Good morning.

The British Pound dropped to its lowest level since 1985 this morning, on fears that the U.K. has opted to leave the EU’s single market as part of its Brexit process. That threatens to be more disruptive to its trade with the EU than some of the ‘Brexit Lite’ options that were theoretically on the table. Prime Minister Theresa May said on Sunday she would start formal exit talks by March next year.

The currency hasn’t been helped by comments from Chancellor Phillip Hammond that the U.K. economy is headed for a “roller coaster ride” as the country enters what is necessarily a confrontational negotiation process in which the U.K. appears to have the weaker hand.

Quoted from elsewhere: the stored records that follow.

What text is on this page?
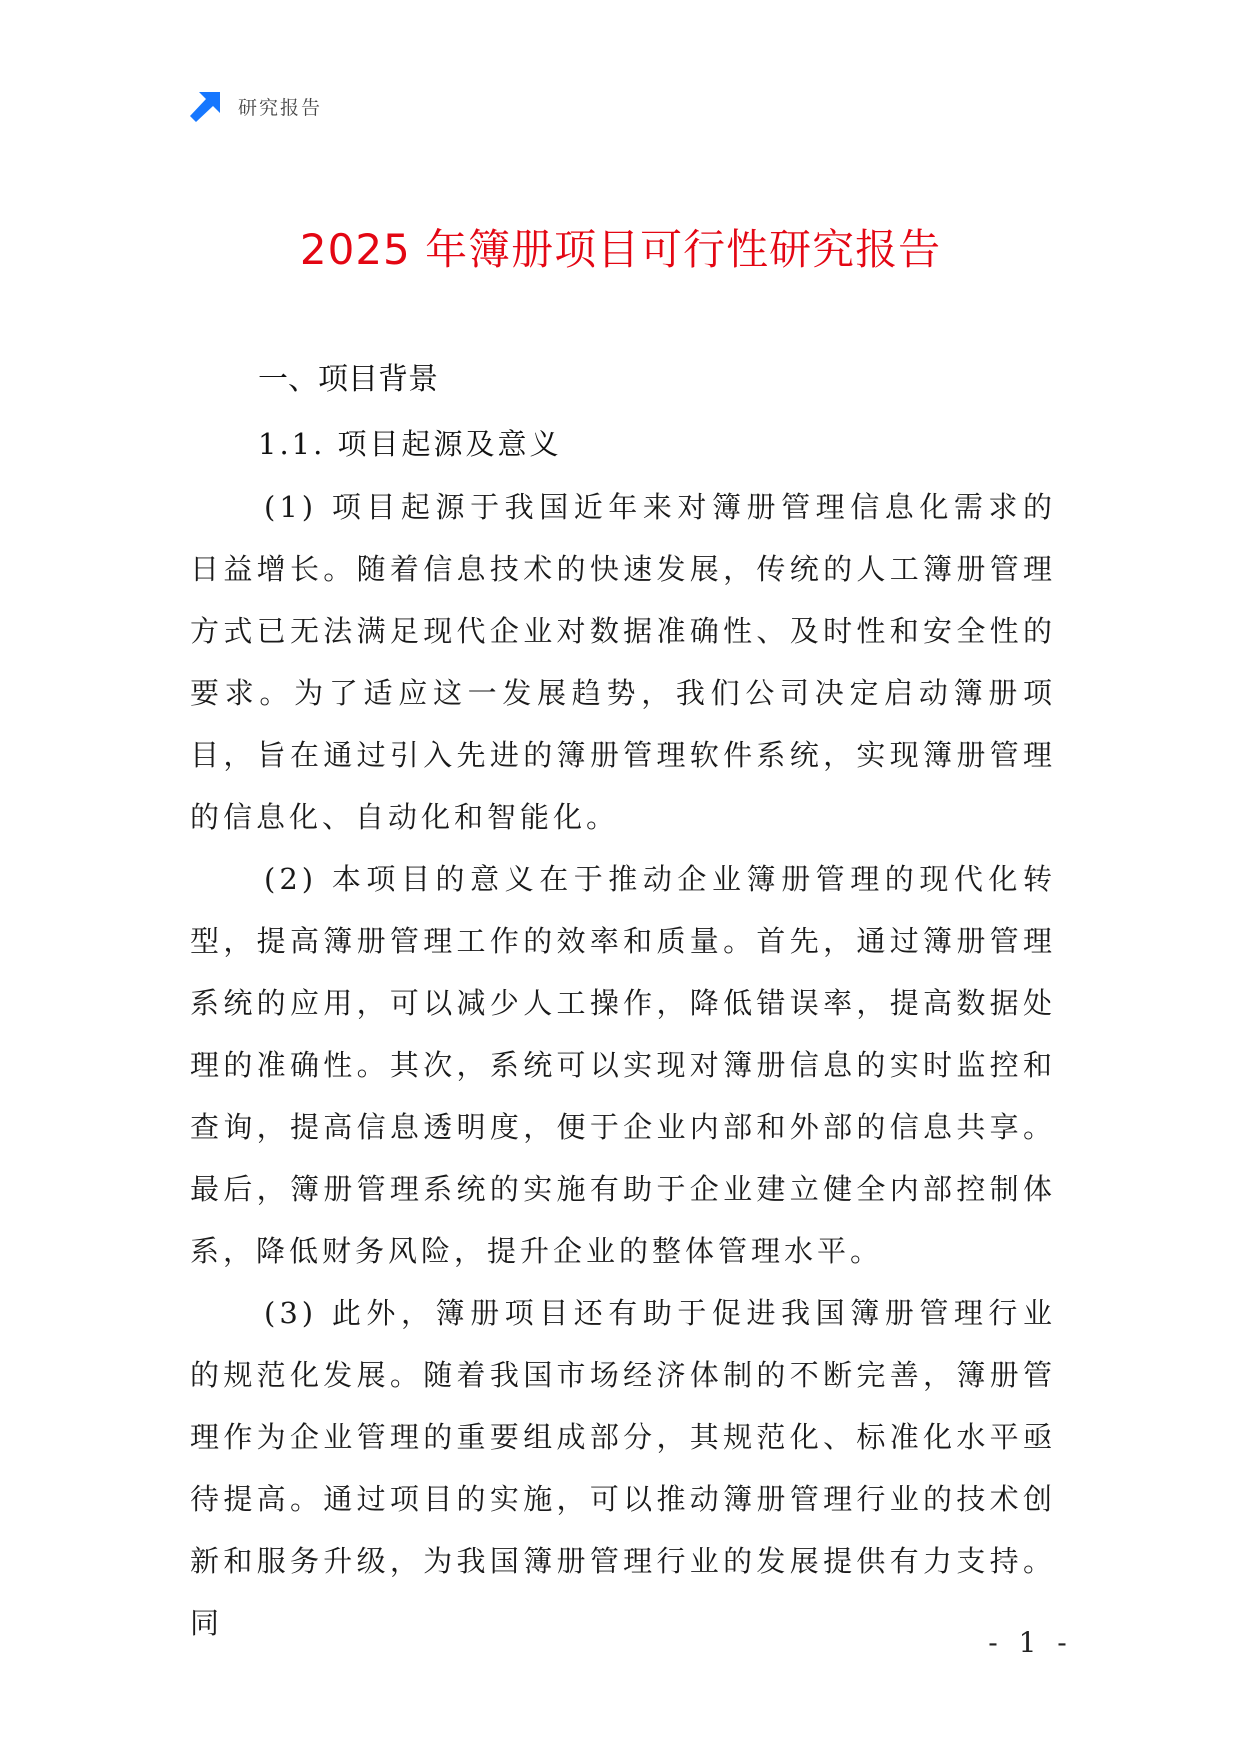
研究报告
2025 年簿册项目可行性研究报告
一、项目背景
1.1. 项目起源及意义

(1) 项目起源于我国近年来对簿册管理信息化需求的日益增长。随着信息技术的快速发展，传统的人工簿册管理方式已无法满足现代企业对数据准确性、及时性和安全性的要求。为了适应这一发展趋势，我们公司决定启动簿册项目，旨在通过引入先进的簿册管理软件系统，实现簿册管理的信息化、自动化和智能化。

(2) 本项目的意义在于推动企业簿册管理的现代化转型，提高簿册管理工作的效率和质量。首先，通过簿册管理系统的应用，可以减少人工操作，降低错误率，提高数据处理的准确性。其次，系统可以实现对簿册信息的实时监控和查询，提高信息透明度，便于企业内部和外部的信息共享。最后，簿册管理系统的实施有助于企业建立健全内部控制体系，降低财务风险，提升企业的整体管理水平。

(3) 此外，簿册项目还有助于促进我国簿册管理行业的规范化发展。随着我国市场经济体制的不断完善，簿册管理作为企业管理的重要组成部分，其规范化、标准化水平亟待提高。通过项目的实施，可以推动簿册管理行业的技术创新和服务升级，为我国簿册管理行业的发展提供有力支持。同

- 1 -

The stock market is less bothered though. The FTSE 100 has hit 7,000 for the first time in a year. Admittedly, that’s largely because international companies whose shares trade in the U.K. tend to benefit from a lower pound, since their profits are earned outside the country, especially index heavyweights in the commodities sector such as Royal Dutch Shell and Glencore. The FTSE 250, which includes more domestically-focused companies, has hit an all-time high (even if it’s still lower than before the referendum in dollar terms). Confused yet?

Meanwhile, the backlash against globalization will be topic A at this week’s meetings of the IMF and World Bank in Washington. Rich Miller at Bloomberg writes of the “existential threat” to the global order.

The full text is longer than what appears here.